Estou presa entre duas linhas que me impedem de escrever. Como se  as linhas do papel me prendessem os braços. Os braços são a boca e eu não pudesse dizer nada. O tormento de estar fechada dentro da minha cabeça é uma tortura. Há que libertar tudo. Há que fugir desta loucura. Há que vomitar para fora o veneno ingerido ao longo dos anos, quebrar os pulsos em espasmos violentos de agonias reprimidas, chorar com as pontas dos dedos, deixar escorrer a verdade disfarçada em palavras bonitas e histórias engraçadas. Mãe, gostavas muito de mim. Pai, querias muito ter uma filha. (O caçador que a leve para a serra e que a mate como os outros coelhos, com um tiro na testa.)
E assim foi que eu cresci, a querer ser menina para sempre, para que nenhum homem me passasse a mão pelo pêlo nem pelo coração. Homens que amam quando convém, e as mulheres com as suas sopas doentias e as suas paixões por homens que nunca as vão amar de volta. Mas depois há os bailes e vai tudo por água abaixo, especialmente o coração.
O frio nos ossos ainda o recordo bem. O cheiro a lareira no corpo, na carne, na alma, como uma marca de nascimento - esta é do campo. Sou do campo e dos espaço, eu sei lá de onde sou.
Sou do campo, sou das árvores, sou cabrita. Sou? Não sei porque me têm em casa então! Eu devia era andar na serra com o avô José. Como é que fiquei tão partida? Como é que a rapariga ficou com o coração partido em tantos bocados? Não foi da pancada pois nem para isso tinham tempo.

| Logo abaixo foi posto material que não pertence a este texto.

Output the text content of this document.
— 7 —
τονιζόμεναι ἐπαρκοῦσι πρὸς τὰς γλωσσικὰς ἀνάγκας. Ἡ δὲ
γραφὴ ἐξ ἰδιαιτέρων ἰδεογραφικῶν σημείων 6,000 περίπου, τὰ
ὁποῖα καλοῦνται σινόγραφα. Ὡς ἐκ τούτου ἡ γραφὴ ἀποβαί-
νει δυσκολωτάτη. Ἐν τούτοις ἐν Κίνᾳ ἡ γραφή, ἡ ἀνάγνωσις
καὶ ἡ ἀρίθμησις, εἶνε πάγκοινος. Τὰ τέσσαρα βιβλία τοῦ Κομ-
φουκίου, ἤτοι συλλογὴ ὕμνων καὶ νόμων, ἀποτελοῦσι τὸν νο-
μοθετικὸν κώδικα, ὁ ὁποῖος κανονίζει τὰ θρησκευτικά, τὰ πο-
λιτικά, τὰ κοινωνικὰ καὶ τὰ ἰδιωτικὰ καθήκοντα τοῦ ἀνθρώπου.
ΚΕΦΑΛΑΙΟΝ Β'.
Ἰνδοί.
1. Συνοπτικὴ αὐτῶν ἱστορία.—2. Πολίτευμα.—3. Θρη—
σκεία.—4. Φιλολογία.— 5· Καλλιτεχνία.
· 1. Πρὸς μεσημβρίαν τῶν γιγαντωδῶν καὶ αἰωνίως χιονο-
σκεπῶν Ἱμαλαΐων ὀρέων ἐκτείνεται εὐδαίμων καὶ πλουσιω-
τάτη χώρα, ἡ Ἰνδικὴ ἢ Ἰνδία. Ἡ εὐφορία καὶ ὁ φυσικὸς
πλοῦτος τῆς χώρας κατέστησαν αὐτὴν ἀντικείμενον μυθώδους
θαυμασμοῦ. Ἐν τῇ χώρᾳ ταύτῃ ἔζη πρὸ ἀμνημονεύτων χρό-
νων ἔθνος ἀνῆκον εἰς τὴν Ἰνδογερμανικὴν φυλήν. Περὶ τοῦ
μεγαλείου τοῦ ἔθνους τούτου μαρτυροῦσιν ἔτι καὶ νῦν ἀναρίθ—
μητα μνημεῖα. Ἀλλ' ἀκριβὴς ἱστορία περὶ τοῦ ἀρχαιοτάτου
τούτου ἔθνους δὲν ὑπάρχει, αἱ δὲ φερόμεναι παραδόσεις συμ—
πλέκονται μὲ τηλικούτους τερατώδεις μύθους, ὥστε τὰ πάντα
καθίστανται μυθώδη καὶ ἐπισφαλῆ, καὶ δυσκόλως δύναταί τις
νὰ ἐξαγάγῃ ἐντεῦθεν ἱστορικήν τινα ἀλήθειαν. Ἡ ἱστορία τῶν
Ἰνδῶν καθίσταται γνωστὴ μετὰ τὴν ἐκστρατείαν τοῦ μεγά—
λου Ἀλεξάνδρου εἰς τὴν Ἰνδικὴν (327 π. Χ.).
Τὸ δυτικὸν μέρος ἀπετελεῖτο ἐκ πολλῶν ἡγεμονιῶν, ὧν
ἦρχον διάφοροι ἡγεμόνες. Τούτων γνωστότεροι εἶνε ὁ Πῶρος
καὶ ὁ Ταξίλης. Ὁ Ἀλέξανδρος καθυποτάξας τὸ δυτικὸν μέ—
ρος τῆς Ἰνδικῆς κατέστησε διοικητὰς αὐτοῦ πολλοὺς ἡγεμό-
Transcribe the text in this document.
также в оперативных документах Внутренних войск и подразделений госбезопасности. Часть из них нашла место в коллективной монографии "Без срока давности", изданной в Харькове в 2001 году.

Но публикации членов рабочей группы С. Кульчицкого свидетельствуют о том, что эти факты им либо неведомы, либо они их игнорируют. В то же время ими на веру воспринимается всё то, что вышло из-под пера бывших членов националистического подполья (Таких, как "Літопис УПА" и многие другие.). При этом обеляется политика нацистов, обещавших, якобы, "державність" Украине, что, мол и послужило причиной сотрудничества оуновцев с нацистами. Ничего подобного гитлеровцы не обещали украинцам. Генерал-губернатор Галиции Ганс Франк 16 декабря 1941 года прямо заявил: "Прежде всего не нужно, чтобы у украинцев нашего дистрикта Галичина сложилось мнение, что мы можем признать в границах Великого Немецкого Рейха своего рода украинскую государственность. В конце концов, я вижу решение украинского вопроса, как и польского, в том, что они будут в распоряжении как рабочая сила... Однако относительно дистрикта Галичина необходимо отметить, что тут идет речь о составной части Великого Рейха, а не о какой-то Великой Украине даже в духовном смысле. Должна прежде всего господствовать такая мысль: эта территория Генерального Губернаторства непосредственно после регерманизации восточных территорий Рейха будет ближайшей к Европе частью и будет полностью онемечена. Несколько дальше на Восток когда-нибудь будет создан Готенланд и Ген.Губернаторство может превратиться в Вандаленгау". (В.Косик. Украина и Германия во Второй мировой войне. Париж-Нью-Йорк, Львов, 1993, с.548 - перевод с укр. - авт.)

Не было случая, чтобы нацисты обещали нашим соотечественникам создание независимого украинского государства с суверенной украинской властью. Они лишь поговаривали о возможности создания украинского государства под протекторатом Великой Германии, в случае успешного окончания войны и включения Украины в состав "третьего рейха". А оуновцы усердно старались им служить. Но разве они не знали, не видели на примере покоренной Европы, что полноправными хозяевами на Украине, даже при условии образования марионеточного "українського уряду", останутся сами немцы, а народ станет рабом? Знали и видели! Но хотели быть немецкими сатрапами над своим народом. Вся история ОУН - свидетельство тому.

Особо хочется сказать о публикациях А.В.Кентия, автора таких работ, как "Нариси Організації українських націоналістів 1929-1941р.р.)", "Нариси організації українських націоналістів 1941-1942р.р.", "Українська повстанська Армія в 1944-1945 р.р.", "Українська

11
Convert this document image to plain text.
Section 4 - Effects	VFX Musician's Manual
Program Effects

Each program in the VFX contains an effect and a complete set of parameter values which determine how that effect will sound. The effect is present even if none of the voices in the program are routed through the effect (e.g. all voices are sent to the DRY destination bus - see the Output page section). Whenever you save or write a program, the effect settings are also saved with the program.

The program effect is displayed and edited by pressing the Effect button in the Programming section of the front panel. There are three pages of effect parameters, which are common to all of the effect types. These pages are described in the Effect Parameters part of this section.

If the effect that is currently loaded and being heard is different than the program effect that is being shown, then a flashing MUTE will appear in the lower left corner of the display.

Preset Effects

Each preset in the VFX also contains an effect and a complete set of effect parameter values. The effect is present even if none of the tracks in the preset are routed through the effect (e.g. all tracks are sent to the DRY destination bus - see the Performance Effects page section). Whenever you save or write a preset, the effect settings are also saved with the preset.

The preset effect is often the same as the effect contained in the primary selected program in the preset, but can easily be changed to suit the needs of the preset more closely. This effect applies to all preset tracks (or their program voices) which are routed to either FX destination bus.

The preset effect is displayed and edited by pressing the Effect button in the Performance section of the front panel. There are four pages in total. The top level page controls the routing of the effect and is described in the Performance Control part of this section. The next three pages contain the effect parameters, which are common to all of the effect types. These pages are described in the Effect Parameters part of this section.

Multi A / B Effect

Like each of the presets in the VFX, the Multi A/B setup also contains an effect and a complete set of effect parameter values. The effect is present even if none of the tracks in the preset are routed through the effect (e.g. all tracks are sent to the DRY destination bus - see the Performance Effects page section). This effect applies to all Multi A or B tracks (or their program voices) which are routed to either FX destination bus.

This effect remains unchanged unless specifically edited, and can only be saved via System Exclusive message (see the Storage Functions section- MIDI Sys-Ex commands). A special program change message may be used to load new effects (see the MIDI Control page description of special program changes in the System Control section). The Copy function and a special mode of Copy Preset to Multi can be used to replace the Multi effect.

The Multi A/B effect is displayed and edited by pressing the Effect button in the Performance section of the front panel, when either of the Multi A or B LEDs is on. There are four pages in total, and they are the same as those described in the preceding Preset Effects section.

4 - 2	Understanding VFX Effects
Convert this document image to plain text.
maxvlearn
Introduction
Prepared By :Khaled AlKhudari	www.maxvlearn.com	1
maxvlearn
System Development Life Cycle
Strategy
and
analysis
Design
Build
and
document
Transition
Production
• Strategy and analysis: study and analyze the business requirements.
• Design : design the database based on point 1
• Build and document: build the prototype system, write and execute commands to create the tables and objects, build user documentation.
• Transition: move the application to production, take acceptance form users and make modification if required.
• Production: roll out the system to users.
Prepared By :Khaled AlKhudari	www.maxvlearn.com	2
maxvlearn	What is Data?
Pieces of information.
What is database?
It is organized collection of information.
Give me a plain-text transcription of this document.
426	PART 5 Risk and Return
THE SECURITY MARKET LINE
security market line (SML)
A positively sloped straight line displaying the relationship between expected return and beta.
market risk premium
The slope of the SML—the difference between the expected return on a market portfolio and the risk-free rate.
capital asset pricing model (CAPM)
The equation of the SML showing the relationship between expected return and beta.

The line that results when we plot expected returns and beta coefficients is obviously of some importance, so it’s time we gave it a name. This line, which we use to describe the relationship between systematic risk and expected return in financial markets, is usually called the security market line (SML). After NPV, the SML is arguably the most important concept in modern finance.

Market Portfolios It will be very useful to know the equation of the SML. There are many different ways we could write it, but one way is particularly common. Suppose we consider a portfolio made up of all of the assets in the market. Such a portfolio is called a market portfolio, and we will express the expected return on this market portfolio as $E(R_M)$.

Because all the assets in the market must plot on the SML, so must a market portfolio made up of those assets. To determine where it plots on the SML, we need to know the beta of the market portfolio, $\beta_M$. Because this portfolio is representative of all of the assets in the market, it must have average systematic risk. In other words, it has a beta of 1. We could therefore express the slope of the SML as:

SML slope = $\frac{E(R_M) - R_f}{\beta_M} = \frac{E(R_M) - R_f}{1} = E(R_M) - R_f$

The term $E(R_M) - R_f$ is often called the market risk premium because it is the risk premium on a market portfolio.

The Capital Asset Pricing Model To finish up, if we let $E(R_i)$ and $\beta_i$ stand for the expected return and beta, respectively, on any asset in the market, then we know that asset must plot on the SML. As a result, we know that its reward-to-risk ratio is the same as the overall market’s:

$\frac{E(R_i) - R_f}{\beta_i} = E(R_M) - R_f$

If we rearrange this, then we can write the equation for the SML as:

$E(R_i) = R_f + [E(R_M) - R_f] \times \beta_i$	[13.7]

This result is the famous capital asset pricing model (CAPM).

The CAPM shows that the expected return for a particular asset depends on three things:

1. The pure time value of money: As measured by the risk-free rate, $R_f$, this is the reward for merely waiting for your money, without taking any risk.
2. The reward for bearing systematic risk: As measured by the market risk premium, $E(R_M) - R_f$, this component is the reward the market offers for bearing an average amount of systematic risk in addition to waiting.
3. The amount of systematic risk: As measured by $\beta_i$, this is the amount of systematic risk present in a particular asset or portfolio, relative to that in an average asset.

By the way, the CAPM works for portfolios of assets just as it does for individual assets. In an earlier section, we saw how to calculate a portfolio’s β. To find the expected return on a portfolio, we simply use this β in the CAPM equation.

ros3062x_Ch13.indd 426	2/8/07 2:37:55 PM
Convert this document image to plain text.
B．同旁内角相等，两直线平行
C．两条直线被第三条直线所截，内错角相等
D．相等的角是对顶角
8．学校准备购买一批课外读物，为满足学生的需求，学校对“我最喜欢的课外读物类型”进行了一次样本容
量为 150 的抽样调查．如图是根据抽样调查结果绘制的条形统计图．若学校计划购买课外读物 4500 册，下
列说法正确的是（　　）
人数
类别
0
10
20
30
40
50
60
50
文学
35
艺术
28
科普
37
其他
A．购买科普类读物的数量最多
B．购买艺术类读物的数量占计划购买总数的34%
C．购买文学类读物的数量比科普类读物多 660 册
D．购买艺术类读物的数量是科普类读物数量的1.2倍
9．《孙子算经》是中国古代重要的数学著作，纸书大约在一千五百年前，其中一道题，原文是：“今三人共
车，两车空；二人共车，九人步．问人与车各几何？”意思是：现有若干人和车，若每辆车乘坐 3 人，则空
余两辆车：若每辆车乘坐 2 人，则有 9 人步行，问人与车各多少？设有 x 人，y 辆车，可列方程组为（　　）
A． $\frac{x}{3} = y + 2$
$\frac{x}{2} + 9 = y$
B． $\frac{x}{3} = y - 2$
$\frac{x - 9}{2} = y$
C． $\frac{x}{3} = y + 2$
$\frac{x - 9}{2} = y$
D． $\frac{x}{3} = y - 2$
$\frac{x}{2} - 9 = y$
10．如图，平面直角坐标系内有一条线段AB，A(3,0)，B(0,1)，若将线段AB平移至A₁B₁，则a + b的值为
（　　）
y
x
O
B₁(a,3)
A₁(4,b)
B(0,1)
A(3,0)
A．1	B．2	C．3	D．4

Era livre como um pássaro, o importante era que comece a horas, sem incomodar ninguém e em silêncio. Graças a isso, como sempre com a boca fechada e nem consigo comer de outra maneira. De resto pergunto-me: porque não me mataram a mim também naquela tarde em que deram um tiro ao cão? É o homem assim tão cruel ao ponto de me ter poupado? Porquê? O tormento de estar fechada dentro de mim mesma é a maior tortura.